Imagine that you see the following advertisement for a new toothpaste:

Zendil—50% reduction in occurrence of gum inflammation. Zendil is a new toothpaste to prevent gum inflammation. Half as many people who used Zendil developed gum inflammation when compared to people using a different toothpaste.

Which one of the following would best help you evaluate how much a person could benefit from using Zendil?
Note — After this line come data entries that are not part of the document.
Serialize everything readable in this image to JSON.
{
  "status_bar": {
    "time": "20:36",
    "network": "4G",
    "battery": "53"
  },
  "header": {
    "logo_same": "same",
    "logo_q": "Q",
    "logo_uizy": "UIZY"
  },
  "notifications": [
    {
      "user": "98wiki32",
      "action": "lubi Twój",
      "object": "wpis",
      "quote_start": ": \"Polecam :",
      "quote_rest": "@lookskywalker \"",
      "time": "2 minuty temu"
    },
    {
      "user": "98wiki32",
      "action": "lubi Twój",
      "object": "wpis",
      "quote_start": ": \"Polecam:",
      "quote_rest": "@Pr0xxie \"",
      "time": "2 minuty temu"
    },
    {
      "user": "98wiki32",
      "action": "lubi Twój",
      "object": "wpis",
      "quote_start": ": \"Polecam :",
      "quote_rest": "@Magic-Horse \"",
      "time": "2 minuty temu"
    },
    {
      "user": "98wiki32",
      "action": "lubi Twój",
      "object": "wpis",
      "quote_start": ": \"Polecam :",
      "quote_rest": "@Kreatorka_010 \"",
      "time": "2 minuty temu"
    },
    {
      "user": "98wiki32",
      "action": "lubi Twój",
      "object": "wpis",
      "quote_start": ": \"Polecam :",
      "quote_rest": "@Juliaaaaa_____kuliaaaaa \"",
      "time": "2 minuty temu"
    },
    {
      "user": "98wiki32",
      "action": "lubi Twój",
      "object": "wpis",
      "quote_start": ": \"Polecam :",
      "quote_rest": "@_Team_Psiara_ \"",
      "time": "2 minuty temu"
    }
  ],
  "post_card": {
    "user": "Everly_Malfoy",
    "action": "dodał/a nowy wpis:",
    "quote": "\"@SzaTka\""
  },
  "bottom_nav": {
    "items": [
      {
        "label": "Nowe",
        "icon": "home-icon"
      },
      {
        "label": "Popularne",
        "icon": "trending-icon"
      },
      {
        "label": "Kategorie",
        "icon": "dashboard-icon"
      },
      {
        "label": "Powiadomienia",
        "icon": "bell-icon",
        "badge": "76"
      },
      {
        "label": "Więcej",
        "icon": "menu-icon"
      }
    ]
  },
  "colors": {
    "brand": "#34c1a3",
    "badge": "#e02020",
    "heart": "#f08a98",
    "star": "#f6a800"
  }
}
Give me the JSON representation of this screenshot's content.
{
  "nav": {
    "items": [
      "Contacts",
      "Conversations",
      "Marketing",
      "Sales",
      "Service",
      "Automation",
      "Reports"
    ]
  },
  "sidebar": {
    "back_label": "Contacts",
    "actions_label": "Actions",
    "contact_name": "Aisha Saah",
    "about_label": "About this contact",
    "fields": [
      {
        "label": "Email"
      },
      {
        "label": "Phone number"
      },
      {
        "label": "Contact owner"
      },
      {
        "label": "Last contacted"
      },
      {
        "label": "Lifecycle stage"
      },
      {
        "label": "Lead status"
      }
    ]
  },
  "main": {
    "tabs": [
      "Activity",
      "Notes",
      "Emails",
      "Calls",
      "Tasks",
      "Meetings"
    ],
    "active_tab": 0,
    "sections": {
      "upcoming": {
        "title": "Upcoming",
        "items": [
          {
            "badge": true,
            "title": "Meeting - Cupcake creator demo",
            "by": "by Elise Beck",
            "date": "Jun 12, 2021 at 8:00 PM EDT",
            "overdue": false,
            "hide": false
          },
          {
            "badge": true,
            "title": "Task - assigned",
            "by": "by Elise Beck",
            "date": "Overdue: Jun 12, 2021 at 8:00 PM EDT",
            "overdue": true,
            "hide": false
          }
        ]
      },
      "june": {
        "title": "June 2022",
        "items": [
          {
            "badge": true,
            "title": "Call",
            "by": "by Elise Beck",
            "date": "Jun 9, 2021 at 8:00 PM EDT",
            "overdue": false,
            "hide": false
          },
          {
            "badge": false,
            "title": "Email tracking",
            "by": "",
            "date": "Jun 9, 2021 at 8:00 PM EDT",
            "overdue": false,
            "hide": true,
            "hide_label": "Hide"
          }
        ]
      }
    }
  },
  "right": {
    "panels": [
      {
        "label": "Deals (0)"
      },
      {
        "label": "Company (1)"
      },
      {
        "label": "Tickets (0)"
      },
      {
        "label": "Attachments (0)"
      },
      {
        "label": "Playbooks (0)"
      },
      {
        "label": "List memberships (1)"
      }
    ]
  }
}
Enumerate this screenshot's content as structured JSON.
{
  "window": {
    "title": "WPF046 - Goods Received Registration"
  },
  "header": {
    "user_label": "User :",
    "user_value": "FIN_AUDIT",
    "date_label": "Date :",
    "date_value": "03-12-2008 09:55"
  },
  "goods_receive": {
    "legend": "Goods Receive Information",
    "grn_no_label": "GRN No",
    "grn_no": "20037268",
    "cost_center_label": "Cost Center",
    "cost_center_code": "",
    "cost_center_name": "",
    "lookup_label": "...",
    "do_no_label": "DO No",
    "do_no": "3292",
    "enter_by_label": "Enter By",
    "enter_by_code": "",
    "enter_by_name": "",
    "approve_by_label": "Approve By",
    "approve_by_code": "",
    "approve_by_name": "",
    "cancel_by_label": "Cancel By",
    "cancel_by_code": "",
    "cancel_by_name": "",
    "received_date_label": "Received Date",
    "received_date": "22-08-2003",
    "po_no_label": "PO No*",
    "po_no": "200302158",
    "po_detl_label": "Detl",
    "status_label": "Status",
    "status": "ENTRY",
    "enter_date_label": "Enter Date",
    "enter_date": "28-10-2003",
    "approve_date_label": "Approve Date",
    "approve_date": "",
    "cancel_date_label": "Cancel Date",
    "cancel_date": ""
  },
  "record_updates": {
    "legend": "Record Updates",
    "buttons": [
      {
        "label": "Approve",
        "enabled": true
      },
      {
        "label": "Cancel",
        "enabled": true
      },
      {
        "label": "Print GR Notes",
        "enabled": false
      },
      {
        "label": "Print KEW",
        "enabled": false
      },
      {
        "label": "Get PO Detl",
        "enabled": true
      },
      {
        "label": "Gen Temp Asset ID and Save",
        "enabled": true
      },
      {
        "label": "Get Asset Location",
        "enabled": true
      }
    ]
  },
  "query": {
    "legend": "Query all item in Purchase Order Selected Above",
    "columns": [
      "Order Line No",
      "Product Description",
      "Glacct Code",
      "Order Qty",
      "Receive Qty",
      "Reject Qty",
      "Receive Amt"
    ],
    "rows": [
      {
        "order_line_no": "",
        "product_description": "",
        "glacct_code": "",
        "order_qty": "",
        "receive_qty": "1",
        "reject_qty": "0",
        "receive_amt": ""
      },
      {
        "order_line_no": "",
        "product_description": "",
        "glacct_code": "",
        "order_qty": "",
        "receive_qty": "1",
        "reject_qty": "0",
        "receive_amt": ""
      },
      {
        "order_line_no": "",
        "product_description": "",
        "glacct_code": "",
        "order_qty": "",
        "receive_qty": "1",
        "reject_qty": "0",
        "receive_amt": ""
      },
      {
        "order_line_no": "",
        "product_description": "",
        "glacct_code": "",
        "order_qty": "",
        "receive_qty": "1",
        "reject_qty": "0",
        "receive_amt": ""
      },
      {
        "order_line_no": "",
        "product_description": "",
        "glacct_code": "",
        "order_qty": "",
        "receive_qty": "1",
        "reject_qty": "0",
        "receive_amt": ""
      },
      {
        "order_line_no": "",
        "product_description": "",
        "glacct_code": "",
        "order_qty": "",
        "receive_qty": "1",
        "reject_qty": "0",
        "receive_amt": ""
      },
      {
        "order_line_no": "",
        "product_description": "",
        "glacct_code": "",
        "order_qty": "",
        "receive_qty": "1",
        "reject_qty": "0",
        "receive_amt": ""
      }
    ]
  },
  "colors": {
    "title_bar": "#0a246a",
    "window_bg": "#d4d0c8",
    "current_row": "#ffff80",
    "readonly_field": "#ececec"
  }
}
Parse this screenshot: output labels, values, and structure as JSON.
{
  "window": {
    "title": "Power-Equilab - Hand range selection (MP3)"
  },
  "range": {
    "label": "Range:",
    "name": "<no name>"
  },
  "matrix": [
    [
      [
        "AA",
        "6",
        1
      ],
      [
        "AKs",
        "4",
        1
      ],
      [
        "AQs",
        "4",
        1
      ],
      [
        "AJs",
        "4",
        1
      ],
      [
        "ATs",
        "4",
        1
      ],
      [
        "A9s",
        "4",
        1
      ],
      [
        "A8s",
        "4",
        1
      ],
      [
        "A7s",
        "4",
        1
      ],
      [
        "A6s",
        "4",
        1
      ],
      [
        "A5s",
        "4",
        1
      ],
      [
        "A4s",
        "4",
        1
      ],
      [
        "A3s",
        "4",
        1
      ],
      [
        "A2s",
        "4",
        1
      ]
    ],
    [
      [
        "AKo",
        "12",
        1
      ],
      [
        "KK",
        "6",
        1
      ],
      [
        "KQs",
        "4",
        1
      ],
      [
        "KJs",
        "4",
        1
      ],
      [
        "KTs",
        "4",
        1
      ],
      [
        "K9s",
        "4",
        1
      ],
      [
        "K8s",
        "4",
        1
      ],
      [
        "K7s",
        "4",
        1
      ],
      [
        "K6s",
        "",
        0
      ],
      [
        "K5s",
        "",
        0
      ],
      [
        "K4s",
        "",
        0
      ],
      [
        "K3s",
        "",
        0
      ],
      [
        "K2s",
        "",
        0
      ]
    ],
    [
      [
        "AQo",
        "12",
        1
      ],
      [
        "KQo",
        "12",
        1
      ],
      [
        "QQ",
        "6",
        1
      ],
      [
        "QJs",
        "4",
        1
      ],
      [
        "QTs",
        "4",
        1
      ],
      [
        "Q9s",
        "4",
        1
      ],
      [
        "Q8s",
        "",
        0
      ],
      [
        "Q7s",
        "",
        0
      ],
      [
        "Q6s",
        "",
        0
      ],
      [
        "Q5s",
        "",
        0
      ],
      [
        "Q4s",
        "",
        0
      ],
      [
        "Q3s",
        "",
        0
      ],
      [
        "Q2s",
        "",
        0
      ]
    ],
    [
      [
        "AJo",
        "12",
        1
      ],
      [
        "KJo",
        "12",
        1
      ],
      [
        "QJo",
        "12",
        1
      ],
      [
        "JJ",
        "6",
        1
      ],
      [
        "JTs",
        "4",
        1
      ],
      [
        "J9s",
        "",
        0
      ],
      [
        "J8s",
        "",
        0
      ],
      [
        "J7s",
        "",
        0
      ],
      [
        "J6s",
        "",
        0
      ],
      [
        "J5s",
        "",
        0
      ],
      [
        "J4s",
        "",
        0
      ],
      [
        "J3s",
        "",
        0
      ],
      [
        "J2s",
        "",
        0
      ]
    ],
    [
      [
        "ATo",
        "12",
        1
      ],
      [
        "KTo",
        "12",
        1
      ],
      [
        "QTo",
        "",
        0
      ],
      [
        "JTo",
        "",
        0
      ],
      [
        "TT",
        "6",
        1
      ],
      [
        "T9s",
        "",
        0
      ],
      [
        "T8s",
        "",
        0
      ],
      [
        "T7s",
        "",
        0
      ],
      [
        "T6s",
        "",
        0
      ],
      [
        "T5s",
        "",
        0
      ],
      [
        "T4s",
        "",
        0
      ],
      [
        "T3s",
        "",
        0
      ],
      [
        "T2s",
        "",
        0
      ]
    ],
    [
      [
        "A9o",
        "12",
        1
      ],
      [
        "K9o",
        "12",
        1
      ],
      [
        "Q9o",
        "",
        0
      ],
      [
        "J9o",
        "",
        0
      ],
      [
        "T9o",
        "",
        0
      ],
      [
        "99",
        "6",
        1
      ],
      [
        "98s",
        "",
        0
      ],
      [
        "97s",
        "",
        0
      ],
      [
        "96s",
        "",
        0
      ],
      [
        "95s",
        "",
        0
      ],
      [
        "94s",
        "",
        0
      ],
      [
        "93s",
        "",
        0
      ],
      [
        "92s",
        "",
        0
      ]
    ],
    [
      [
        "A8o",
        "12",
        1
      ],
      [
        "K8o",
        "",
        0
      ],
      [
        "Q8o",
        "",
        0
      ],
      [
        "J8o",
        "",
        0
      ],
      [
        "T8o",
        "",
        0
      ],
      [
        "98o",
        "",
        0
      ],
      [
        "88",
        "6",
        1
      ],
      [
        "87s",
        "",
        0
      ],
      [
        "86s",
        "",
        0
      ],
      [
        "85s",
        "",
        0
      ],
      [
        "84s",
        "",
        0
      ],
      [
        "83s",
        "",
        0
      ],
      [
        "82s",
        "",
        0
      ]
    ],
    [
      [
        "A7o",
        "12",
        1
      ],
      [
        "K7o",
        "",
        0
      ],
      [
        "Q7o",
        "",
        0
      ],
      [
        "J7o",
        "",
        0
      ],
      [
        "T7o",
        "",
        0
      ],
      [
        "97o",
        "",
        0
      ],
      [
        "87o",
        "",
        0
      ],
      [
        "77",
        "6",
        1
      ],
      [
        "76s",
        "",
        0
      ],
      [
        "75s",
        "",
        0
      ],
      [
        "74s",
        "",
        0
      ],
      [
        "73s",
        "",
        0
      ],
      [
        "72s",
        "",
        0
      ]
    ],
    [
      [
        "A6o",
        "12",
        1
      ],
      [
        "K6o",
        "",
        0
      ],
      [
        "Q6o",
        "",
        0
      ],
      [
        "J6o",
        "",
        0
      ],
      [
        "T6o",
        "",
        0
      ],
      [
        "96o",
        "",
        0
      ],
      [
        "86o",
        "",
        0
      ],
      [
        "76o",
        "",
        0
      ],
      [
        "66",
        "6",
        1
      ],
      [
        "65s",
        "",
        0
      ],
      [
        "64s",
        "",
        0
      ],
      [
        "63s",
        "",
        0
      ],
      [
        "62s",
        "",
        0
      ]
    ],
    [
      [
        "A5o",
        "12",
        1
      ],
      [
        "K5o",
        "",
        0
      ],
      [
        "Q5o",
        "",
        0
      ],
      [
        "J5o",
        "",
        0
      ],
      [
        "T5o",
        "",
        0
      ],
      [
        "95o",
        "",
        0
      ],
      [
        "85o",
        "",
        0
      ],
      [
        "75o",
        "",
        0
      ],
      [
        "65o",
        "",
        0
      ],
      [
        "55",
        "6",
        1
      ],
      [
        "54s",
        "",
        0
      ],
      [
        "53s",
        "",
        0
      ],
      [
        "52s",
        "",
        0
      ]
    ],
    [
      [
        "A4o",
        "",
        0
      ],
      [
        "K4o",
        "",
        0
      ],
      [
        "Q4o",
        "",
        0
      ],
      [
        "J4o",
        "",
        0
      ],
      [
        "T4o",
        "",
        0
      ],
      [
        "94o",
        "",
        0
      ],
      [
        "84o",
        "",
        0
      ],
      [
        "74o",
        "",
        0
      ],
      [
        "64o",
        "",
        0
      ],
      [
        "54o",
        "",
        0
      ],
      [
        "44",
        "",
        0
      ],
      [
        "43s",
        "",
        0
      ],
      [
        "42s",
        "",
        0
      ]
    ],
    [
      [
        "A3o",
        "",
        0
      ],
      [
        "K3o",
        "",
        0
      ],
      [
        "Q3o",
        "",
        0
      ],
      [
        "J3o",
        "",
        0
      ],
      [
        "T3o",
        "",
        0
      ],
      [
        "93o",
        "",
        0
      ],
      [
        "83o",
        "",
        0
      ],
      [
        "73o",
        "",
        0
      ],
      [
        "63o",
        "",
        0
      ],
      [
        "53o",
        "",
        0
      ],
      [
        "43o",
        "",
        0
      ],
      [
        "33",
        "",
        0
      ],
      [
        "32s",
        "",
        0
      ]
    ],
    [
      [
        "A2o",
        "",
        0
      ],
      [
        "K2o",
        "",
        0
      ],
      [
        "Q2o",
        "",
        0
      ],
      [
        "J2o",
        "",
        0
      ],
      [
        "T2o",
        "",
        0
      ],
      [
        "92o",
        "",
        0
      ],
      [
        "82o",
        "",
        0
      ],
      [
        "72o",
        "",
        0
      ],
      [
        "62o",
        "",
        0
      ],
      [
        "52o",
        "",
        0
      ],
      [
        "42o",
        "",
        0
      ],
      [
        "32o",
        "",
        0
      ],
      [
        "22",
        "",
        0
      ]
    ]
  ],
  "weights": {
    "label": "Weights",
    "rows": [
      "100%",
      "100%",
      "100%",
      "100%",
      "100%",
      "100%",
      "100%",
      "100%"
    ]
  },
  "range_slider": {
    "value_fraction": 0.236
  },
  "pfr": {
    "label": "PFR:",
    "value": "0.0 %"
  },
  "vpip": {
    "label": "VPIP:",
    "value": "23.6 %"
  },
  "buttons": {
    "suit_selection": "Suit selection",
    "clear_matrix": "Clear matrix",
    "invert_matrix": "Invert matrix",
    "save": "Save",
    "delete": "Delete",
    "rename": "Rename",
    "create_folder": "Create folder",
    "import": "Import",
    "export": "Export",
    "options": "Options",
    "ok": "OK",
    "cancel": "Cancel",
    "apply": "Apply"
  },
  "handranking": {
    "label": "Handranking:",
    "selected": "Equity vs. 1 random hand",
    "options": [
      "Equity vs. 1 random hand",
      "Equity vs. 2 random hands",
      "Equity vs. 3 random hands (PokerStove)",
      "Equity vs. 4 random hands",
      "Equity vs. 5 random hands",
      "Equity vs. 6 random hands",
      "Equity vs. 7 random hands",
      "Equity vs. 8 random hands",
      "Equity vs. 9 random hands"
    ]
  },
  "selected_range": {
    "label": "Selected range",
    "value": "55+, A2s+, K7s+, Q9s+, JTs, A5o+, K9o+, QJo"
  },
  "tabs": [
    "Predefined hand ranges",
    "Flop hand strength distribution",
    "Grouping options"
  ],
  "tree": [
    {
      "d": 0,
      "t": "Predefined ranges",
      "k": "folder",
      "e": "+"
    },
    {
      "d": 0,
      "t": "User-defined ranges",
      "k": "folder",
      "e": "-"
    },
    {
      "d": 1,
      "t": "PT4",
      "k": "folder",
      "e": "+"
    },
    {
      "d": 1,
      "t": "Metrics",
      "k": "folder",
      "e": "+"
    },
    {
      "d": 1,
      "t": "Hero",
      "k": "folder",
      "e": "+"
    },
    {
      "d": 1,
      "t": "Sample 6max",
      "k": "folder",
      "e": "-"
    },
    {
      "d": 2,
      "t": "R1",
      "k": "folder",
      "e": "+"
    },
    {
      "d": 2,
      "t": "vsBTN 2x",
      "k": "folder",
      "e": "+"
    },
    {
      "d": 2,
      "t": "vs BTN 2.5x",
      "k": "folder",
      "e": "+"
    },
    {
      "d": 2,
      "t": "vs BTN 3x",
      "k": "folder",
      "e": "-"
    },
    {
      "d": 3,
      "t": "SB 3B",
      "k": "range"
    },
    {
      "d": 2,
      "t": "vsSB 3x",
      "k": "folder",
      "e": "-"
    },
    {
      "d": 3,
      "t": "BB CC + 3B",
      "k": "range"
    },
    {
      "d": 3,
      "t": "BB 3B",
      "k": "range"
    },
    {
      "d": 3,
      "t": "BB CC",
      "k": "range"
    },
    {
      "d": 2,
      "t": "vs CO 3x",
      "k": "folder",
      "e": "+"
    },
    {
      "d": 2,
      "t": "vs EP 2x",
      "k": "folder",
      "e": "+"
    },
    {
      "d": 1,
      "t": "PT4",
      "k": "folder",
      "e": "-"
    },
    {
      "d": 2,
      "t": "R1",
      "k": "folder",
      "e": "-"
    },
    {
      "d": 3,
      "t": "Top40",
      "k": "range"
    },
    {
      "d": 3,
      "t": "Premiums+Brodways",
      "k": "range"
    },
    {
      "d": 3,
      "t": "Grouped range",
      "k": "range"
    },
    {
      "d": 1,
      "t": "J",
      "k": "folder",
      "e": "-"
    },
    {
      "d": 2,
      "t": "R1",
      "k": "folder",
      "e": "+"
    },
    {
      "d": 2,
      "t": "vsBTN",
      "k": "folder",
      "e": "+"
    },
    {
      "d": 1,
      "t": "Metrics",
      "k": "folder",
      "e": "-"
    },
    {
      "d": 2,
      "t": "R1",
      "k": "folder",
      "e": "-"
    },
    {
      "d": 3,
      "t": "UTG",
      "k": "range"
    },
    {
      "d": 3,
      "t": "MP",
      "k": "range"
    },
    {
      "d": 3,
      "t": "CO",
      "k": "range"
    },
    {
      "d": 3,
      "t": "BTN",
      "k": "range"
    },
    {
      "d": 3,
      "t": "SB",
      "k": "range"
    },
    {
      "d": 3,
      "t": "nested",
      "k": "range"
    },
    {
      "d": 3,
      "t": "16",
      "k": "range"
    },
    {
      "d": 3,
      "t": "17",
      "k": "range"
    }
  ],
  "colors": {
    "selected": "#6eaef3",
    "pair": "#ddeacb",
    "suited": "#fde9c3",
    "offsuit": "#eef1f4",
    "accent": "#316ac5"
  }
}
1. The risk of gum inflammation for people who do not use Zendil
2. The risk of gum inflammation for people who use a different brand of toothpaste for the same purpose
3. How many people there were in the group who used a different toothpaste
4. How old the people who participated in the study were
5. How much a weekly supply of Zendil costs
6. Whether Zendil has been recommended by a dentists’ association for this use

The correct answer is (1).

Appendix II: Adaptive Berlin Numeracy Test format

Go to www.riskliteracy.org for a unique link to a secure adaptive test that can be embedded in your experiment and will automatically score responses. Alternatively, you can program your own adaptive test as follows:

Instructions: Please answer the questions that follow. Do not use a calculator but feel free to use the scratch paper for notes.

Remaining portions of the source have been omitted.